Ноги Агаты пребывали в тазу с водой. На подоконниках, на полу и на круглом столе, покрытом скатертью ручной работы, стояли комнатные растения. Вращая головой, напольный вентилятор проходился по ним волною ветра слева направо и обратно. Няни растворяли порошки в стаканах с водой. Стучали ложечками по краю, сбивая лекарство до последней капли. Отсчитывали таблетки. Перекладывали подушку под спиною хозяйки. То вносили что-то, то выносили, дверь открывалась, закрывалась, открывалась снова. Цветы то гнулись, как в бурю, то выпрямлялись, возвращая исходную безмятежность. Старуха стонала со слезою в голосе и торопила своих наложниц.
– Поспешите за ради бога! – кричала она. – Шевелитесь! Ну же, пора, уже на глаз сейчас пойдет! Уже идет! Уже идет на глаз!

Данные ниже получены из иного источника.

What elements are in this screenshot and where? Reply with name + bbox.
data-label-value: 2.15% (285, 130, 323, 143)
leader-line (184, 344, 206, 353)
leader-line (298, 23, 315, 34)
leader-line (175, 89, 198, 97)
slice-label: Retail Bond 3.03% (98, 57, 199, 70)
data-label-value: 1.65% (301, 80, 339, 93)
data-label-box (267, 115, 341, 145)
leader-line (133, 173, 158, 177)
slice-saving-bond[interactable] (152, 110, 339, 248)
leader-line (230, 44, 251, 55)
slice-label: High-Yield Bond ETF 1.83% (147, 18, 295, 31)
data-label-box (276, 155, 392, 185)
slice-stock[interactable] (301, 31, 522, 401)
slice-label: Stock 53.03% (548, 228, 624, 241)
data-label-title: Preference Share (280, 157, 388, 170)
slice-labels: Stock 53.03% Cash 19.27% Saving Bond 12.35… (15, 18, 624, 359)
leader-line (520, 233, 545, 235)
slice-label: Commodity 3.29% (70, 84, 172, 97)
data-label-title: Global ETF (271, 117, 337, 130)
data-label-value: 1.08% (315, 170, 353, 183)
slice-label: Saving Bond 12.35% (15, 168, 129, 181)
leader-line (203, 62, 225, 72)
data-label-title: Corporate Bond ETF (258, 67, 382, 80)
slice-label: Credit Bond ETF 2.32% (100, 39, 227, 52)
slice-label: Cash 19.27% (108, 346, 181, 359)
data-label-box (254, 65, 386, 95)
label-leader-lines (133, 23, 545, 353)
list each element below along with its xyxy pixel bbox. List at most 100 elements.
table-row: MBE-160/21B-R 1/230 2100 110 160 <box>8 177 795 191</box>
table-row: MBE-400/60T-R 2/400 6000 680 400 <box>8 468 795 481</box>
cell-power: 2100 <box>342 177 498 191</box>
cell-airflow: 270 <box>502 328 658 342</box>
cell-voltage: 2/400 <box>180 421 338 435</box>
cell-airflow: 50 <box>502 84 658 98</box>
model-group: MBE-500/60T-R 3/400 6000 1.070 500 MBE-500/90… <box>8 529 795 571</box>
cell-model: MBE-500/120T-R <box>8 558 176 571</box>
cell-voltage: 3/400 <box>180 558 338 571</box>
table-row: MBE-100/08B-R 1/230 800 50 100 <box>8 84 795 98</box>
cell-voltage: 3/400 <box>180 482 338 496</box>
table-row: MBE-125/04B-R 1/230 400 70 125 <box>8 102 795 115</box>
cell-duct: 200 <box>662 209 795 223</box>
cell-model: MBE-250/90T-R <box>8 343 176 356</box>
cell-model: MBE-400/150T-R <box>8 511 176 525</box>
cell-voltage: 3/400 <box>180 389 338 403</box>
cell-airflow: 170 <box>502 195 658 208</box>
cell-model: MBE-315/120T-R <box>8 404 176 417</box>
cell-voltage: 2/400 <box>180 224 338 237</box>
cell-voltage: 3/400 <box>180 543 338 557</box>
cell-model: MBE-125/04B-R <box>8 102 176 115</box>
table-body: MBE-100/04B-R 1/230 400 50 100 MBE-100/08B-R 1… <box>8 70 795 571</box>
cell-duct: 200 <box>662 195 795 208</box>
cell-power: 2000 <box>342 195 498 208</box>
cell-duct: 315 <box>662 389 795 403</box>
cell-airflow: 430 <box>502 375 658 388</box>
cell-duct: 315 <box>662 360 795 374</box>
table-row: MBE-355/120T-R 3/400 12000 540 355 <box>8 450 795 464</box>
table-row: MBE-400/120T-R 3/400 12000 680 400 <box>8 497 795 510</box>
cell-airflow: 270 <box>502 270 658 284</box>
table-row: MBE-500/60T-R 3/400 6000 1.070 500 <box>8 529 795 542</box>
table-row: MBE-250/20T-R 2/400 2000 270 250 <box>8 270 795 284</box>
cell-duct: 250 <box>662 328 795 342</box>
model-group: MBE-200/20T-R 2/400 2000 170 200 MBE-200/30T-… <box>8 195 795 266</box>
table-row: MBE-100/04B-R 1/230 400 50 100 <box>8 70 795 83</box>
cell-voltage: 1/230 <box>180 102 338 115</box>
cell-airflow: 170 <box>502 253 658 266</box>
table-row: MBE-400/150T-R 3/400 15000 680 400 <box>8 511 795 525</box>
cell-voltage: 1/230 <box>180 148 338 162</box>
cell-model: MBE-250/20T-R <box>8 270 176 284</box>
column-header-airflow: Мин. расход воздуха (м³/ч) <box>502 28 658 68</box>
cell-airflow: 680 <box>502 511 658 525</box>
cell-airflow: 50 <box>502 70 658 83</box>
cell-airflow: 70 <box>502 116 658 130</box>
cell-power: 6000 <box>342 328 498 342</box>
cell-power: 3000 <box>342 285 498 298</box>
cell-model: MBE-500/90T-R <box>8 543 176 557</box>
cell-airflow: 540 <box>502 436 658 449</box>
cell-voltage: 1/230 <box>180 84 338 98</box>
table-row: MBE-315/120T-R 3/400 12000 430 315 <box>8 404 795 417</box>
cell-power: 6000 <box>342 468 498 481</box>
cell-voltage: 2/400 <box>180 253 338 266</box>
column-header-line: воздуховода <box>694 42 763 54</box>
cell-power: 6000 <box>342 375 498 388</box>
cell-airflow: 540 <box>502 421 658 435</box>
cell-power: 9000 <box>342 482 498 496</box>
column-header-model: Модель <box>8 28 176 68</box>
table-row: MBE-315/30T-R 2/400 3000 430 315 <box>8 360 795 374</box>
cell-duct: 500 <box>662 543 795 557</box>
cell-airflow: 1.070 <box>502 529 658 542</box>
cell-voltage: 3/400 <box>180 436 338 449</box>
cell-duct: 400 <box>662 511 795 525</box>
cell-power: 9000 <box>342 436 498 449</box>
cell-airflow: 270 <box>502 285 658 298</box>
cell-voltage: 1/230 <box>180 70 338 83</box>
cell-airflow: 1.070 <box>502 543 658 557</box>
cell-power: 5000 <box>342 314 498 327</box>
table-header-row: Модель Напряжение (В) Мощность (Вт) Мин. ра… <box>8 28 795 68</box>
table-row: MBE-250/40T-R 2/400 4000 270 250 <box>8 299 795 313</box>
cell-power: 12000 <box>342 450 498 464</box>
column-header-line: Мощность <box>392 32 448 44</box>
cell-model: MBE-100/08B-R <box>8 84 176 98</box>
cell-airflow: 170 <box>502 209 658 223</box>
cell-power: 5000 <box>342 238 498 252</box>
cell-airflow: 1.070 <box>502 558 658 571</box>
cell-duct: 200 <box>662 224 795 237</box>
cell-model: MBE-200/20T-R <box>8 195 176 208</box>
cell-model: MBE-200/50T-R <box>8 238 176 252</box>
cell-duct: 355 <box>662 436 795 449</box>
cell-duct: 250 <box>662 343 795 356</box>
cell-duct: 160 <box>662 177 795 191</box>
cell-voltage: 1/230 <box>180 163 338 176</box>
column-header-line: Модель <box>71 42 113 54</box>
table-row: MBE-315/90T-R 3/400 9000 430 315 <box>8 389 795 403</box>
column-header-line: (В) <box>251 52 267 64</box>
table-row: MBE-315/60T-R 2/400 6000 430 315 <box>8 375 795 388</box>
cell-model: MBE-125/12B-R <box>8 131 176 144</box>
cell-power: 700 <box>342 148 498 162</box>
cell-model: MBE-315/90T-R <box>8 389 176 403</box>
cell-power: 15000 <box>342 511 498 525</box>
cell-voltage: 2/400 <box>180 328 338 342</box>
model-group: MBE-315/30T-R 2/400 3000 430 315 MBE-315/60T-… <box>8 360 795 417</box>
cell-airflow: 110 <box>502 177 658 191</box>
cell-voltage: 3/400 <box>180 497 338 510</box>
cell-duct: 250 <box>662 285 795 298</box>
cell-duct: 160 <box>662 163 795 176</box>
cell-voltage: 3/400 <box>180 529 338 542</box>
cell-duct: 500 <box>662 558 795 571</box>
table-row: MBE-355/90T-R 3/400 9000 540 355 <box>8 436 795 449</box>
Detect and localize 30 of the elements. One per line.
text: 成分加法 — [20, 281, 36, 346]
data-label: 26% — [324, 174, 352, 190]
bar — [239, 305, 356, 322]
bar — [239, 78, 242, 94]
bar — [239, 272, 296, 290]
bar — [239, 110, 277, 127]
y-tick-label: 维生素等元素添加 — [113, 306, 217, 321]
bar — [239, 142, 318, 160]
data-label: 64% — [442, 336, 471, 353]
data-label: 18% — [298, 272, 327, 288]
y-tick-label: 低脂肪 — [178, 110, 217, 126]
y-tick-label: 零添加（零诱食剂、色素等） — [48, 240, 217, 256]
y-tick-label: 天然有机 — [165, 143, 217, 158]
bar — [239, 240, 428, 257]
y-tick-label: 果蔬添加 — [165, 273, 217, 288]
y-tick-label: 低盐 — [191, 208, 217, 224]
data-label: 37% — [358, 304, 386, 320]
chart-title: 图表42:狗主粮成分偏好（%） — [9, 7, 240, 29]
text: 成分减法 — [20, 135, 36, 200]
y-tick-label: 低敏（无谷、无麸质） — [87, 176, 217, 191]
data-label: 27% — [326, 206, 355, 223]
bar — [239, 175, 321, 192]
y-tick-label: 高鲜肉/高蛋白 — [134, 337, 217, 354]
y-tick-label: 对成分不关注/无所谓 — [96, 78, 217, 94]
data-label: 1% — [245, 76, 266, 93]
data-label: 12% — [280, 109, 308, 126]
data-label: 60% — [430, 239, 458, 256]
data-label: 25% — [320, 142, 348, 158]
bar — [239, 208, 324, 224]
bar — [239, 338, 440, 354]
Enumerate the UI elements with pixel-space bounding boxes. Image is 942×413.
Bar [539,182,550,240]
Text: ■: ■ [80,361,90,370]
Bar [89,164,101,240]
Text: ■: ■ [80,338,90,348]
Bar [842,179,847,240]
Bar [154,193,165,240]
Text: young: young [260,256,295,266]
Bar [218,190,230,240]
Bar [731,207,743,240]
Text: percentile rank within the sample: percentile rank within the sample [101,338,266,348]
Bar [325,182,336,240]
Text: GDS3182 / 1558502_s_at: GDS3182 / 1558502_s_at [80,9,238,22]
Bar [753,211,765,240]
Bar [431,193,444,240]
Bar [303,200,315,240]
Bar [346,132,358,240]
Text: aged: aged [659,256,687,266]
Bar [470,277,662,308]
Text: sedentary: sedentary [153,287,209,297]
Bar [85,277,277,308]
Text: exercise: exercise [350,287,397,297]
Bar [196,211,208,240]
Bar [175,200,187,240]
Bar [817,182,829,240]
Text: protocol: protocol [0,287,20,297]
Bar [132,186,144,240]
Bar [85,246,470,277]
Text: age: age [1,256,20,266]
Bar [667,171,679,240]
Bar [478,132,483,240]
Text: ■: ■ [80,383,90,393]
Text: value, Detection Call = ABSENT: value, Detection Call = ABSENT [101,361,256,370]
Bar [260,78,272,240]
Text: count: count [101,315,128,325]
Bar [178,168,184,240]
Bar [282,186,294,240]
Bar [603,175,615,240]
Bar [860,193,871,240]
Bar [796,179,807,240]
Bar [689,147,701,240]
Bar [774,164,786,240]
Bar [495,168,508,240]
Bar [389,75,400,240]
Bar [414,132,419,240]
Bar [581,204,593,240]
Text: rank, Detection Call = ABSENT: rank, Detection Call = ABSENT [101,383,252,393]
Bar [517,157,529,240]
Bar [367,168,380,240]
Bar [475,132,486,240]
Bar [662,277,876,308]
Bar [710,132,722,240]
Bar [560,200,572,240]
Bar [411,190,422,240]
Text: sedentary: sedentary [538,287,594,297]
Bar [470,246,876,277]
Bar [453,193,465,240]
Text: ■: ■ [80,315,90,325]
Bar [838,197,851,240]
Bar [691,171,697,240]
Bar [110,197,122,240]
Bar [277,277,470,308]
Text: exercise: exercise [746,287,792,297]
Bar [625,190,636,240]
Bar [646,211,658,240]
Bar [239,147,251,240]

Агата кричала страшно, артикулируя, открывая каждую гласную, как для последнего ряда партера. И няни оборачивали махровым полотенцем мешок со льдом, чтобы прикладывать к виску Агаты. В какой-то момент возникло ощущение, что меня просто нет в этой комнате. Между тем я не рассказала и третьей части из того, что знала о картине. На коленях лежали исписанные листки. Ответ был выстроен композиционно: мысль раскрывалась в нестандартной последовательности, должной, по моему расчету, пробудить слушателя, усыпленного рутиной.
– Что она там несет? А? Совершенно не возьму в толк… Контакт? – она хохотнула, слегка прыснув, и пожала плечами.
Я даже не сразу сообразила, что речь идет обо мне: Калягина задала вопрос будто бы няням, но даже скорее куда-то за спину, подчеркивая видовое неравенство между мной и остальными присутствующими.
– Я хотела объяснить, почему картина производит такое необычное впечатление…
– Так, хватит. Перечислите фрески Сикстинской капеллы работы Боттичелли, – она выдохнула носом, отвернулась в окно. – Быстрее.
– «Искушение Христа», – ответила я тихо.
– Где? – спросила она, не отводя взгляда от окна.
– Где? – я не поняла вопроса.
– Да-да, господи, где, где, на какой стене, в каком ряду, живее.
– Я не знаю.
– Дальше.
Я опять не поняла, чего хочет Агата. Стекло, в которое она смотрела, очевидно демонстрируя нежелание смотреть на меня, было грязным. По плотному слою пыли засохли дождевые бороздки. Сквозь их усыпительный орнамент к нам проступало лето, стоящее снаружи в великом веселии безразличия. Там, под палящим солнцем, в ожидании очереди, у парадной томились мои однокурсники. Вдруг Калягина швырнула от себя сверток полотенца и по полу с грохотом рассыпались кубики льда.